Mahkememizce sözleşme konusu işin ne kadar miktarda yapıldığı hususunun tespiti yönünden dosya kapsamında alınan raporların ve sunulan uzman görüşünün tetkikinde; teknik bilirkişilerce yapılan hesapların birbirini teyit etmediği, farklı sonuçların elde edildiği belirlenmiş olmakla, her bir rapor özelinde, kronolojik sıra esası ile değerlendirme yapmak gerekmiştir.
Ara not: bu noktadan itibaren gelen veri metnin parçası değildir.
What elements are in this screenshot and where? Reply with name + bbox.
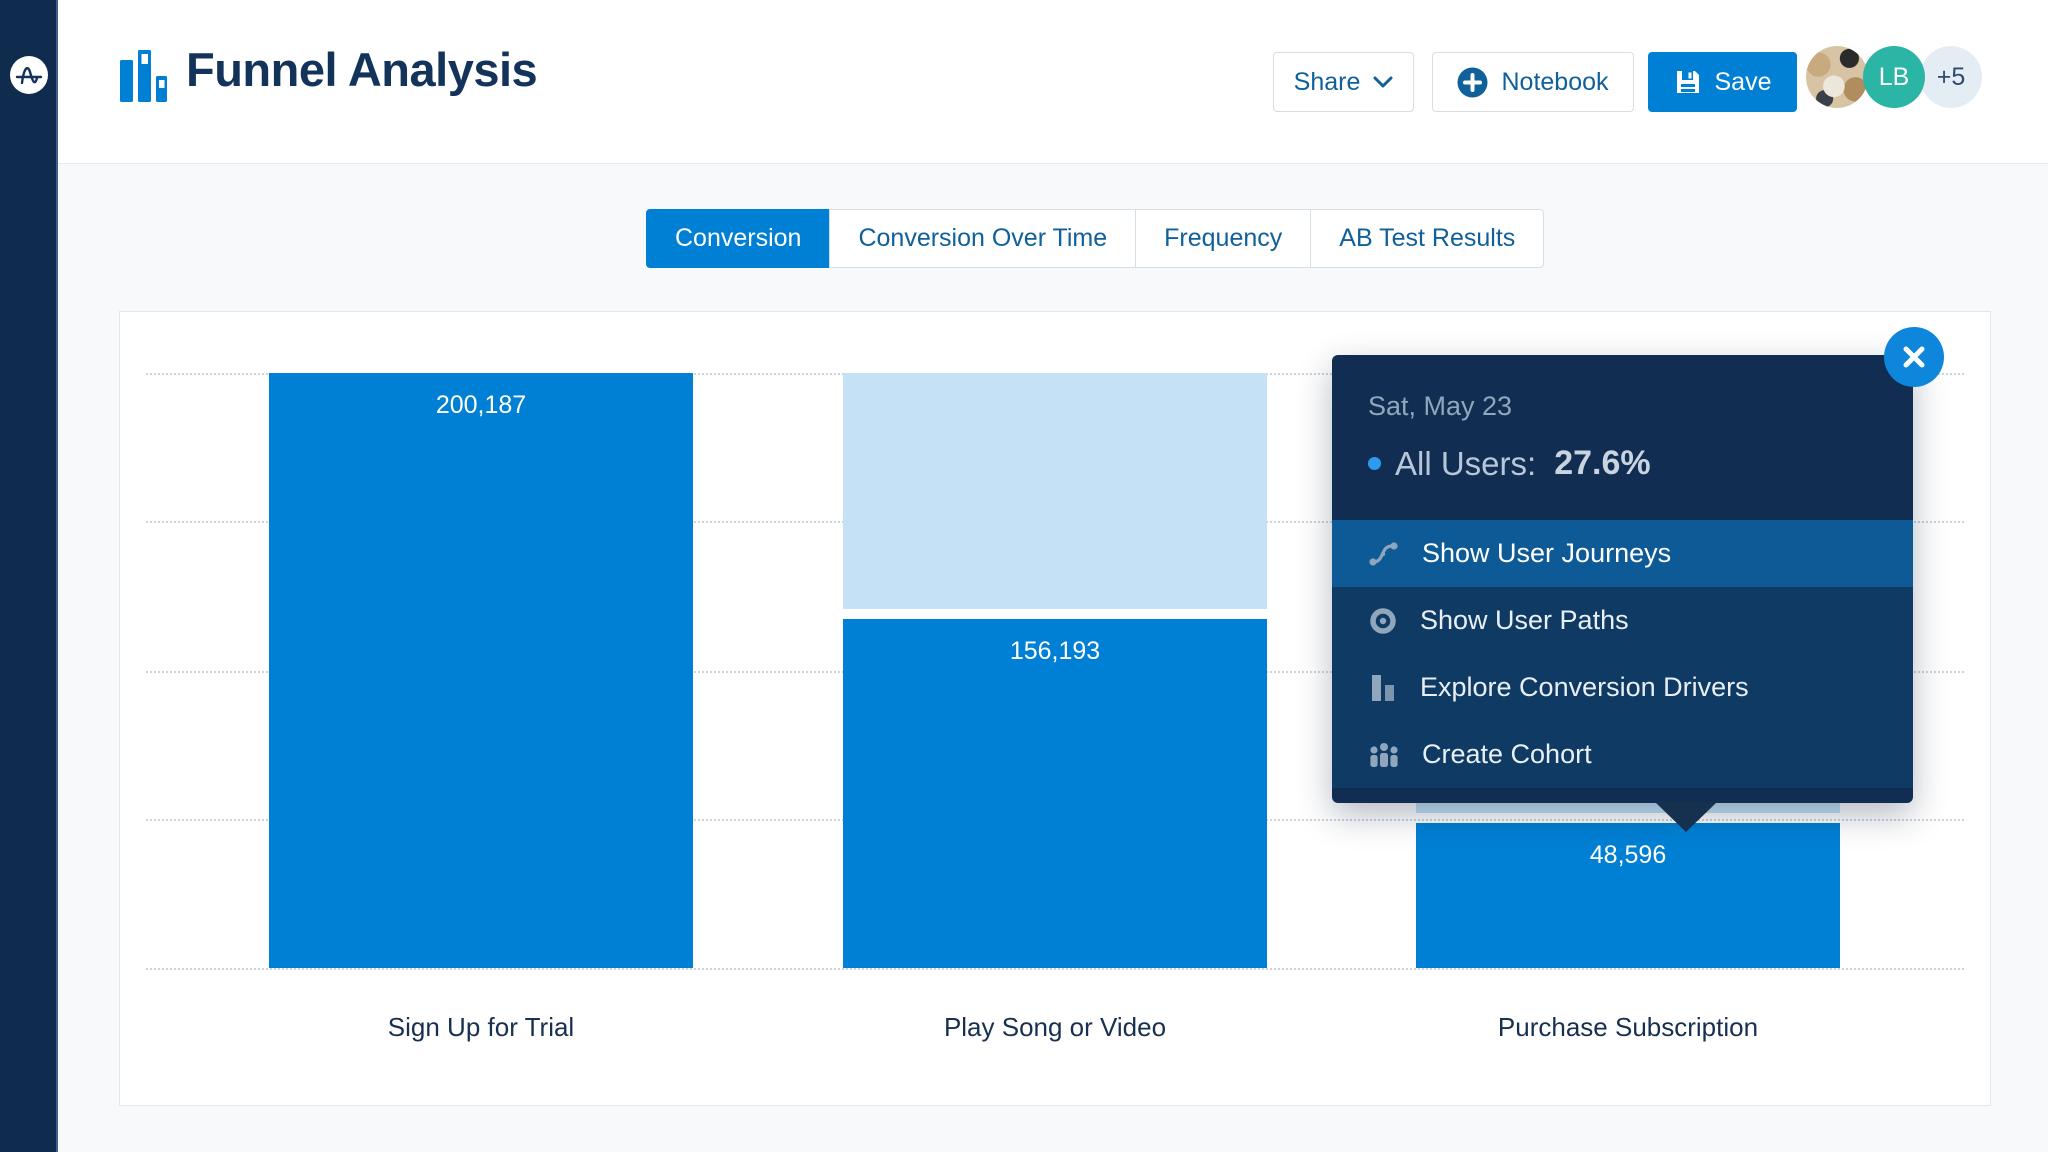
user-paths-icon bbox=[1368, 606, 1398, 636]
page-title: Funnel Analysis bbox=[186, 43, 538, 96]
chart-view-tabs: Conversion Conversion Over Time Frequenc… bbox=[646, 209, 1545, 268]
tooltip-conversion-value: 27.6% bbox=[1554, 444, 1651, 482]
funnel-chart-icon bbox=[120, 50, 167, 102]
close-icon bbox=[1903, 346, 1925, 368]
bar-value-label: 156,193 bbox=[1009, 637, 1101, 665]
save-button[interactable]: Save bbox=[1648, 52, 1797, 112]
main-content: Conversion Conversion Over Time Frequenc… bbox=[58, 164, 2048, 1152]
tooltip-header: Sat, May 23 All Users: 27.6% bbox=[1332, 355, 1913, 520]
tab-ab-test-results[interactable]: AB Test Results bbox=[1310, 209, 1545, 268]
conversion-drivers-icon bbox=[1368, 673, 1398, 703]
tooltip-menu: Show User Journeys Show User Paths bbox=[1332, 520, 1913, 788]
tab-conversion-over-time[interactable]: Conversion Over Time bbox=[829, 209, 1137, 268]
tooltip-series-label: All Users: bbox=[1395, 444, 1537, 482]
x-axis-label-sign-up: Sign Up for Trial bbox=[387, 1012, 575, 1042]
share-button-label: Share bbox=[1293, 67, 1361, 96]
funnel-bar-play-song[interactable]: 156,193 bbox=[843, 619, 1267, 968]
menu-item-label: Show User Paths bbox=[1420, 605, 1629, 635]
menu-item-label: Create Cohort bbox=[1422, 739, 1592, 769]
series-color-dot bbox=[1368, 457, 1381, 470]
bar-value-label: 48,596 bbox=[1589, 841, 1667, 869]
notebook-button-label: Notebook bbox=[1501, 67, 1609, 96]
chart-tooltip: Sat, May 23 All Users: 27.6% Show User J… bbox=[1332, 355, 1913, 803]
gridline bbox=[146, 968, 1964, 970]
tooltip-caret bbox=[1655, 802, 1717, 832]
tab-frequency[interactable]: Frequency bbox=[1135, 209, 1312, 268]
notebook-button[interactable]: Notebook bbox=[1432, 52, 1634, 112]
menu-item-show-user-paths[interactable]: Show User Paths bbox=[1332, 587, 1913, 654]
tooltip-date: Sat, May 23 bbox=[1368, 391, 1513, 421]
amplitude-logo[interactable] bbox=[10, 56, 48, 94]
share-button[interactable]: Share bbox=[1273, 52, 1414, 112]
tooltip-close-button[interactable] bbox=[1884, 327, 1944, 387]
avatar-initials[interactable]: LB bbox=[1863, 46, 1925, 108]
menu-item-explore-conversion-drivers[interactable]: Explore Conversion Drivers bbox=[1332, 654, 1913, 721]
app-header: Funnel Analysis Share Notebook Save LB +… bbox=[58, 0, 2048, 164]
menu-item-show-user-journeys[interactable]: Show User Journeys bbox=[1332, 520, 1913, 587]
amplitude-logo-icon bbox=[15, 66, 43, 85]
funnel-bar-sign-up[interactable]: 200,187 bbox=[269, 373, 693, 968]
create-cohort-icon bbox=[1368, 740, 1400, 770]
chevron-down-icon bbox=[1373, 76, 1393, 87]
plus-circle-icon bbox=[1457, 67, 1488, 97]
x-axis-label-play-song: Play Song or Video bbox=[943, 1012, 1167, 1042]
app-sidebar bbox=[0, 0, 58, 1152]
bar-value-label: 200,187 bbox=[435, 391, 527, 419]
user-journeys-icon bbox=[1368, 539, 1400, 569]
x-axis-label-purchase: Purchase Subscription bbox=[1497, 1012, 1759, 1042]
tooltip-footer bbox=[1332, 788, 1913, 803]
collaborator-avatars: LB +5 bbox=[1806, 46, 1982, 108]
save-icon bbox=[1676, 71, 1699, 93]
menu-item-label: Show User Journeys bbox=[1422, 538, 1672, 568]
avatar-overflow-count[interactable]: +5 bbox=[1920, 46, 1982, 108]
tab-conversion[interactable]: Conversion bbox=[646, 209, 831, 268]
menu-item-label: Explore Conversion Drivers bbox=[1420, 672, 1749, 702]
menu-item-create-cohort[interactable]: Create Cohort bbox=[1332, 721, 1913, 788]
save-button-label: Save bbox=[1714, 67, 1772, 96]
avatar-photo[interactable] bbox=[1806, 46, 1868, 108]
funnel-bar-purchase[interactable]: 48,596 bbox=[1416, 823, 1840, 968]
funnel-ghost-bar-play-song[interactable] bbox=[843, 373, 1267, 609]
—— sayılı dosyası kapsamında alınan rapor, 10/09/2013 havale tarihli olup, davalı —– şirketinin 24/04/2013 tarihli başvurusu üzerine ve 02/05/2013 tarihli keşfe istinaden düzenlendiği belirlenmiştir.—– şirketince bu rapora —–dosyası kapsamında itiraz olunmuş, yok hükmünde sayılması talep olunmuştur. Ancak öncelikle, Mahkememiz işbu dosyasına konu davanın 24/09/2012 tarihinde ikame edildiği, dava derdest iken davalı —–şirketince ——-Asliye Ticaret Mahkemesinde delil tespiti istemi ile başvuru yapıldığı, HMK’nun 401/4. maddesi gereğince, dava tarihinden sonra her türlü tespit istemi yönünden sadece Mahkememizin yetkili ve görevli bulunduğu, ——Asliye Ticaret Mahkemesince alınan rapora hiçbir suretle değer verilemeyeceği, yapılan tespitlerin hükme esas alınamayacağı gibi herhangi bir değerlendirmede de gözetilemeyeceği kanaatine varılmıştır. ( aynı yönde—- Hukuk Dairesinin —–Hukuk Dairesinin ——- karar sayılı ilamları)
-08/02/2016 tarihli ön raporda, iki tarafça inceleme için sunulan haritaların farklı olduğu, dönüştürme parametreleri yönünden sunulan kayıtların tetkik edilemediği, denetlenemediğinin bildirildiği belirlenmiştir.
-Temmuz 2017 tarihli olarak sunulan ve davacı—– şirketinin talebi üzerine—— görüşü mahiyetindeki, teknik rapor başlıklı raporda, değerlendirmenin taraflar arasındaki sözleşme hükümlerine göre bir hesaplama içermemesi itibariyle hükme esas alınamayacağı Mahkememizce değerlendirilmiştir.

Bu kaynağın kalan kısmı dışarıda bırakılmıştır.